The Sanders delegates—so many of them new to politics—are working through that process, in piercing ways that can make the rest of us wince. But who knows? One of them might grow up to become speaker of the House, and will one day tell the press about being a 2016 delegate for Bernie Sanders, who was going to change the world. Disappointment can either breed resentment or determination. On Monday, we began to see the former transform into the latter.

New York Times: “In the days immediately after he took office, Mr. Obama ended the use of torture, lifted Mr. Bush’s ban on stem-cell research, relaxed enforcement of marijuana laws, blocked oil and gas leases on public lands, ordered the closing of the American prison at Guantánamo Bay within a year, scrapped oil-shale development in the West, reversed restrictions on union organizing, overturned bans on the use of affirmative action by colleges and approved stricter emissions rules.”

“Eight years later, as Mr. Obama and the veterans of his administration gear up to help Mrs. Clinton get elected in November, there is no better motivation for them than the prospect of a President Trump ordering a similar reversal.”

“Driven by those fears, the president plans to campaign aggressively for Mrs. Clinton this fall. Aides have largely cleared his calendar in October, and barring new crises, the White House expects Mr. Obama to be on the campaign trail almost daily leading up to Election Day.”

Wall Street Journal: “Mr. Obama knows well the risks when a new president of the opposite party comes into the White House because he spent much of his initial weeks in office reversing policies his predecessor, George W. Bush, had put into effect.”

Jeet Heer says Bill has learned to be a supportive spouse:

Bill Clinton is both Hillary Clinton’s greatest weapon and one of her biggest risks. As a popular former president, he’s in a unique position to vouch for his wife’s ability to serve as commander in chief. But bringing the Big Dog of American politics on stage inevitably runs the danger that he’ll steal the show. If the public sees Hillary under Bill’s shadow, then she’ll be diminished and her own presidential prospects dismissed as a continuation of his legendary career.

So it was to Bill Clinton’s credit that even as the featured speaker of the second day of the Democratic National Convention in Philadelphia, he was able to craft a speech where he kept the focus on his wife and used his political capital to persuade voters to overcome their doubts about her.

Brian Beutler says Bill has redrawn our portrait of Hillary:

“When I left the White House and Hillary went into the Senate in New York, I told her, I said, ‘For 26 years you have made a lot of sacrifices for my public life. So I’ll give you the next 26 years and if I’m still around we will fight about what we are going to do after that,’” Clinton said in an interview with CNN two years ago. “So we are just over a little halfway through the second 26 years and whatever she wants is fine with me.” […]

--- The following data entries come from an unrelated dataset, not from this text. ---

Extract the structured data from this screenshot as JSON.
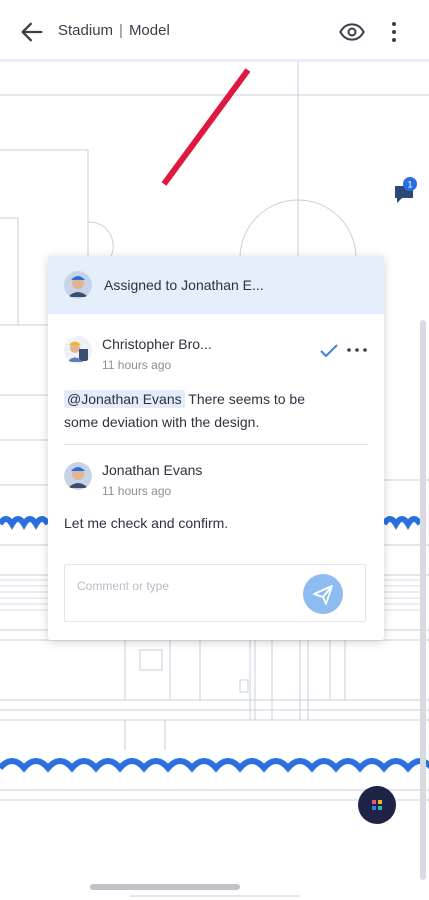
{
  "header": {
    "project": "Stadium",
    "separator": "|",
    "view": "Model"
  },
  "comment_badge": {
    "count": "1"
  },
  "card": {
    "assigned_prefix": "Assigned to",
    "assigned_name": "Jonathan E...",
    "messages": [
      {
        "author": "Christopher Bro...",
        "time": "11 hours ago",
        "mention": "@Jonathan Evans",
        "text": "There seems to be some deviation with the design."
      },
      {
        "author": "Jonathan Evans",
        "time": "11 hours ago",
        "text": "Let me check and confirm."
      }
    ],
    "input_placeholder": "Comment or type"
  },
  "colors": {
    "accent": "#3f7fe0",
    "markup_red": "#e0173f",
    "cloud_blue": "#2a6fe0",
    "fab": "#1d2447",
    "send": "#8dbcf0"
  }
}
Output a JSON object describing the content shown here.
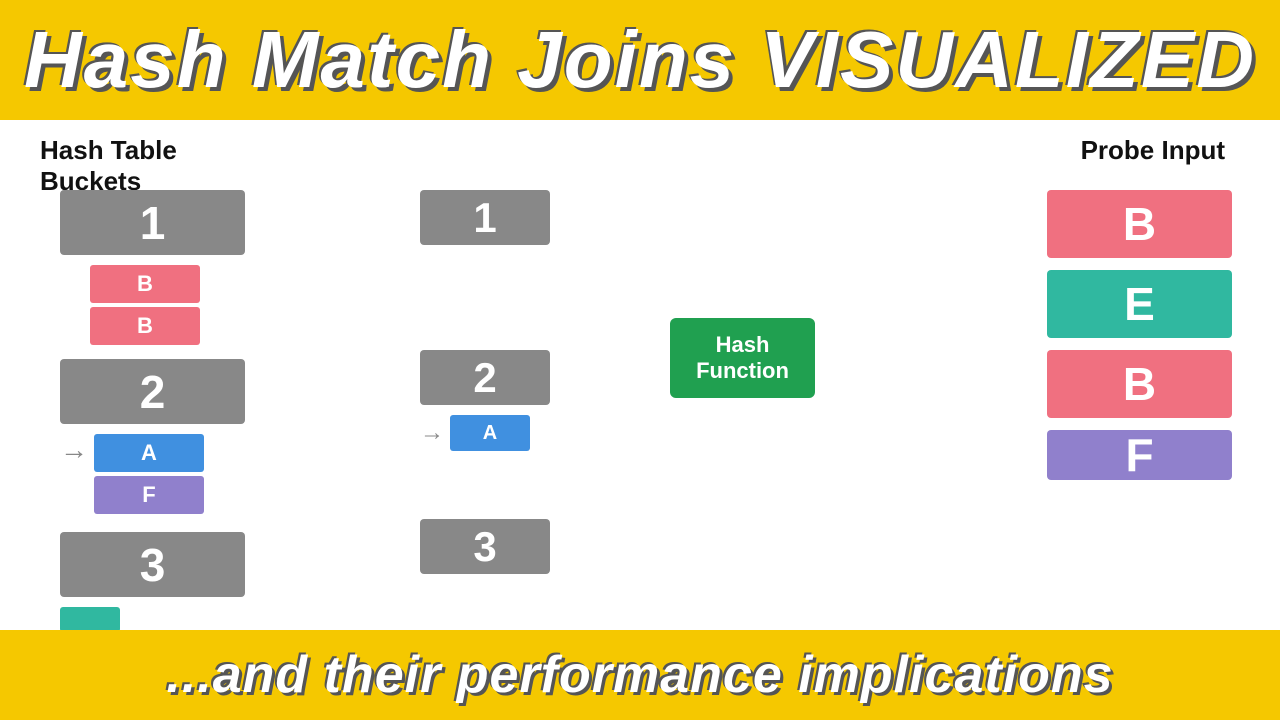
{
  "top_banner": {
    "title": "Hash Match Joins  VISUALIZED"
  },
  "bottom_banner": {
    "subtitle": "...and their performance implications"
  },
  "hash_table_label": "Hash Table\nBuckets",
  "probe_input_label": "Probe Input",
  "left_col": {
    "buckets": [
      "1",
      "2",
      "3"
    ],
    "bucket1_items": [
      {
        "label": "B",
        "color": "pink"
      },
      {
        "label": "B",
        "color": "pink"
      }
    ],
    "bucket2_items": [
      {
        "label": "A",
        "color": "blue"
      },
      {
        "label": "F",
        "color": "purple"
      }
    ]
  },
  "middle_col": {
    "buckets": [
      "1",
      "2",
      "3"
    ],
    "bucket2_item": {
      "label": "A",
      "color": "blue"
    }
  },
  "hash_function": {
    "label": "Hash\nFunction"
  },
  "probe_input": {
    "items": [
      {
        "label": "B",
        "color": "pink"
      },
      {
        "label": "E",
        "color": "teal"
      },
      {
        "label": "B",
        "color": "pink"
      },
      {
        "label": "F",
        "color": "lavender"
      }
    ]
  }
}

Clinton wasn’t there to atone for benefiting from her work ethic, or for at times being as much of an impediment as an asset to her political career. As NPR’s Steve Inskeep wrote, “he’s painting an extended portrait of a human being, who’s often talked about as if she isn’t.”

Clinton gave an audience of millions, most of whom don’t have time to read political biographies, a different framework for understanding his wife. His implicit point was that Hillary spent the first 26 years of their 52-year bargain gaining all of the skills required to be a political leader, and experiencing all of the partisan scrutiny of a political principal, but without the platform or hardscrabble upbringing required to shape her identity, the way he did as a boy from Hope, or John Edwards did as the son of a millworker.